Güemes aparece con una personalidad controverti­da en opinión de los historiadores que se ocuparon de él, aunque quizás ello estuviese influenciado por el hecho de que dichos textos fueron escritos al calor de las luchas intestinas entre unitarios y federales, defor­mando la visión que de él se transmitió a la posteri­dad.
"Este caudillo -escribiría José María Paz, su contemporáneo-, este demagogo, este tribuno, este orador, carecía hasta cierto punto del órga­no material de la voz, pues era tan gangoso, por faltarle la campanilla, que quien no estaba acos­tumbrado a su trato, sufría una sensación peno­sa al verlo esforzarse para hacerse entender. Sin embargo, tenía para los gauchos tan unción en sus palabras y una elocuencia tan persuasiva, que hubieran ido en derechura a hacerse matar para probar su convencimiento y su adhesión.
"Era además Güemes relajado en sus costum­bres y carente de valor personal, pues jamás se presentaba en el peligro. No obstante, era adora­do de los gauchos, que no veían en su ídolo sino al representante de la ínfima clase, al protector y padre de los pobres, como lo llamaban, y tam­bién, porque es preciso decirlo, el patriota since­ro y decidido por la independencia: porque Güe­mes lo era en alto grado. El despreció las seductoras ofertas de los generales realistas, hizo una guerra porfiada, y al fin tuvo la gloria de morir por la causa de su elección, que era la de América entera".
Quizás un general español que combatió contra Güemes pueda darnos una visión más ajustada de lo que significó el caudillo salteño y sus gauchos para nuestra independencia:
"Los gauchos eran hombres del campo, bien montados y armados todos de machete o sable, fusil o rifle (carabina de caballería), de los que se servían alternativamente sobre sus caballos con sorprendente habilidad, acercándose a las tropas con tal confianza, soltura y sangre fría que eran admirados por los militares europeos, que por primera vez observaban a aquellos hom­bres extraordinarios a caballo, y cuyas excelen­tes disposiciones para la guerra de guerrillas y sorpresa tuvieron repetidas ocasiones de compro­bar.

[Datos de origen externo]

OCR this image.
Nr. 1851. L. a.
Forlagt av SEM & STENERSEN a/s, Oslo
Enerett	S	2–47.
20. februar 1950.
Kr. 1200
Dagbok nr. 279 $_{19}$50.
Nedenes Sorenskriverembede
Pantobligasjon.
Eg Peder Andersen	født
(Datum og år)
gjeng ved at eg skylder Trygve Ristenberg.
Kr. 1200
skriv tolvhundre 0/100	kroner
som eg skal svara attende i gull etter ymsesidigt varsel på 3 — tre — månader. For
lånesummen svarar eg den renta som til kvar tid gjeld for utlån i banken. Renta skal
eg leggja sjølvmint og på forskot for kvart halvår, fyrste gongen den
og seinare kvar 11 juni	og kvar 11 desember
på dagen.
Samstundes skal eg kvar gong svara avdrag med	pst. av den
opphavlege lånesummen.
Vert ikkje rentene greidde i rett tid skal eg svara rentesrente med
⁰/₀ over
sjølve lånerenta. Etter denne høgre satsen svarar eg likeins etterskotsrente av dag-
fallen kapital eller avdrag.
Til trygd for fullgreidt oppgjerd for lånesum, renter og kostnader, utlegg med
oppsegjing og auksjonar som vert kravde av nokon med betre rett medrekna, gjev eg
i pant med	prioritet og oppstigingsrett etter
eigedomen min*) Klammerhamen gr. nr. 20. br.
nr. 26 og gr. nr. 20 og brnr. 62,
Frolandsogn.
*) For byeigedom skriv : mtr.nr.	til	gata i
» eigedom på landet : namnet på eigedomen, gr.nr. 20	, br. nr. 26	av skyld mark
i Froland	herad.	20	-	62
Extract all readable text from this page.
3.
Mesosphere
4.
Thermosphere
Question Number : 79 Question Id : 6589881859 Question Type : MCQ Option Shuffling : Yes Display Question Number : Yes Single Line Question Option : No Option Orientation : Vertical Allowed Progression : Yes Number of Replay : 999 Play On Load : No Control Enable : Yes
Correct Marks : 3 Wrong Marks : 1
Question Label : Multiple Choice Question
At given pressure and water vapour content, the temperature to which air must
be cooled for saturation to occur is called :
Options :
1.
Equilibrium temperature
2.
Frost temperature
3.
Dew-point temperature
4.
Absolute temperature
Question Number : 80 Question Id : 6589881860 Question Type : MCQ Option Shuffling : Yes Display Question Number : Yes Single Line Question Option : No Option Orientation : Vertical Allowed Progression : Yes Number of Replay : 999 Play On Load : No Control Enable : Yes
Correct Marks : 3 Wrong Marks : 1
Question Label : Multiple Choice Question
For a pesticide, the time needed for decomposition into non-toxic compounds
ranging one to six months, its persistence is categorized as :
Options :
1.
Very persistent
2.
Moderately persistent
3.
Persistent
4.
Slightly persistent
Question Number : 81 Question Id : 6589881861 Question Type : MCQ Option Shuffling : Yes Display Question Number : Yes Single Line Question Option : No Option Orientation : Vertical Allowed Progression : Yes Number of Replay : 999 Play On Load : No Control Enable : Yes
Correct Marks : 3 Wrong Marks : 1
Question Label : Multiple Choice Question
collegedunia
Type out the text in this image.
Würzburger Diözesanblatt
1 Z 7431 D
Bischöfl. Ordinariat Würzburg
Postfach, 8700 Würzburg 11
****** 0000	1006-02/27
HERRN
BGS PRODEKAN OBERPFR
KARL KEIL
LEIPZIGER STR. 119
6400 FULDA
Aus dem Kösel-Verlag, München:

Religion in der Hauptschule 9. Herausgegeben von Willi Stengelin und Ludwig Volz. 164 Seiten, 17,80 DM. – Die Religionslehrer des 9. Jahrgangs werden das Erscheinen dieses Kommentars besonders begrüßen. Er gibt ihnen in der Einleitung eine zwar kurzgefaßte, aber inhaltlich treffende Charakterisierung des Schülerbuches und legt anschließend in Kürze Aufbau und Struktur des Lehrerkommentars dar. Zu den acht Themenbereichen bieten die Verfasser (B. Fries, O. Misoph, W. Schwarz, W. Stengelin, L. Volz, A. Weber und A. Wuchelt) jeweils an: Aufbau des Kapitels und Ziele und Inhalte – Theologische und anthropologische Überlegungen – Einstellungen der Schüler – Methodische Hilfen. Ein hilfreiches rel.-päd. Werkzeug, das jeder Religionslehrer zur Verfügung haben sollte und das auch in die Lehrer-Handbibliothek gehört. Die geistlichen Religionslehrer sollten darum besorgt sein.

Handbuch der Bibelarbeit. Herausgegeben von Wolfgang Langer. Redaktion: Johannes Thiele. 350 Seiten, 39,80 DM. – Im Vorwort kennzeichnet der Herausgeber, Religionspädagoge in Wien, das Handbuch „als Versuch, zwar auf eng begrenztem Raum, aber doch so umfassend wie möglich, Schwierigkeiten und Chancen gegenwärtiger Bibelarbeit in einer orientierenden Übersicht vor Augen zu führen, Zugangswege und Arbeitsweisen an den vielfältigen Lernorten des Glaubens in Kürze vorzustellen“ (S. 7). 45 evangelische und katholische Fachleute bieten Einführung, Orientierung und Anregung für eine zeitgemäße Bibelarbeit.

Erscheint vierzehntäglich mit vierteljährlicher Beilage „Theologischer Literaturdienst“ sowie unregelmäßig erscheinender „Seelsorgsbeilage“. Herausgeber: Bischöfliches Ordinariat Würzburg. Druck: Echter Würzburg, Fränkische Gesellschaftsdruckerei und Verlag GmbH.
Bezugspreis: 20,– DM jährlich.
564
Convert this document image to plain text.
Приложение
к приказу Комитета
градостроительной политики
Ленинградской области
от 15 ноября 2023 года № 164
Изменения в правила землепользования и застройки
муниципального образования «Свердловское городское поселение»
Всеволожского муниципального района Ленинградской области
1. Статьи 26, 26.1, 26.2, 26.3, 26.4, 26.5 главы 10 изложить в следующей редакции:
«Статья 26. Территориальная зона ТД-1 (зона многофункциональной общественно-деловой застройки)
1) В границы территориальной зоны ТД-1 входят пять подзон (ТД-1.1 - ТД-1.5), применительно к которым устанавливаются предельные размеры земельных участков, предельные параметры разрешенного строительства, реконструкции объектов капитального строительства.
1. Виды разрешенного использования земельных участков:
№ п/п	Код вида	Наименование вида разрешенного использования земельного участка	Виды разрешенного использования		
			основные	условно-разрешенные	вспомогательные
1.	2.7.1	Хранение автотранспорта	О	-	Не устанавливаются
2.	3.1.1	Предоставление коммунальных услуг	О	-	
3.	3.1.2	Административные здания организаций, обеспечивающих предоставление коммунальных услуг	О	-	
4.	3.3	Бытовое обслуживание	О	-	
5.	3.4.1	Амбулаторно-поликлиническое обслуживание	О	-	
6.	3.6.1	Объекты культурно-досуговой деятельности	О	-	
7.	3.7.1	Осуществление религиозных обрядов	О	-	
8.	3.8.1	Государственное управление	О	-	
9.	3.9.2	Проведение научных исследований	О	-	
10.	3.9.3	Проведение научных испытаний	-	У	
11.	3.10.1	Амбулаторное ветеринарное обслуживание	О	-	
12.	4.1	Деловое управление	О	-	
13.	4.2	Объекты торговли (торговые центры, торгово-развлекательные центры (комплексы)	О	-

Eran individualmente valientes, tan diestros a caballo que igualan si no exceden, a cuanto se dice de los célebres mamelucos y de los famosos cosakos (sic), porque una de las armas de estos enemigos consistía en su facilidad para dispersarse y volver de nuevo al ataque, manteniendo a veces desde sus caballos y otras veces echando pie a tierra y cubriéndose con ellos, un fuego semejante al de una buena infantería". (García Camba, Memorias.)
Doña Juana pasó varios años junto a Güemes durante los cuales no es imposible que hayan sosteni­do alguna relación amorosa, ya que la teniente coro­nola era todavía una bella hembra a pesar de que el sufrimiento había dejado huellas en su cuerpo, en tan­to que Güemes era un varón a quien mucho gustaban las mujeres; como eran mentas de la época.
La vida afectiva de la teniente coronela parece ser un tema tabú para los historiadores que de ella se han ocupado, como si fuese inimaginable y quizás descali­ficante reconocer en tan idealizable figura de nuestra historia supuestas debilidades de su carne. Por el con­trario, todo parece indicar que la pasión en su lucha patriótica seria similar a la que alimentaba sus deseos de mujer, como lo muestra el elevado nivel erótico que adornaba su relación con Manuel Ascencio y que seguramente también dio calor a vínculos de doña Juana con otros hombres.
Otra circunstancia que la unía a Güemes era su compartida enemistad contra el general José Rondeau, quien llegó a distraer el Ejército del Norte a su mando, acampado en Jujuy, para atacar al caudillo salteño.
Este, seguramente disconforme con el mando de Rondeau, previendo que un ejército tan indisciplinado estaba condenado al desastre, abandonó, con sus gau­chos, el Ejército del Norte y se dirigió hacia Salta. En el camino se apropió del armamento que había que­dado almacenado en Jujuy, y luego, ya en Salta, se hizo elegir gobernador. Esto de alguna manera signifi­caba una rebeldía ante Buenos Aires, ya que hasta entonces las autoridades provinciales habían sido designadas por el gobierno central.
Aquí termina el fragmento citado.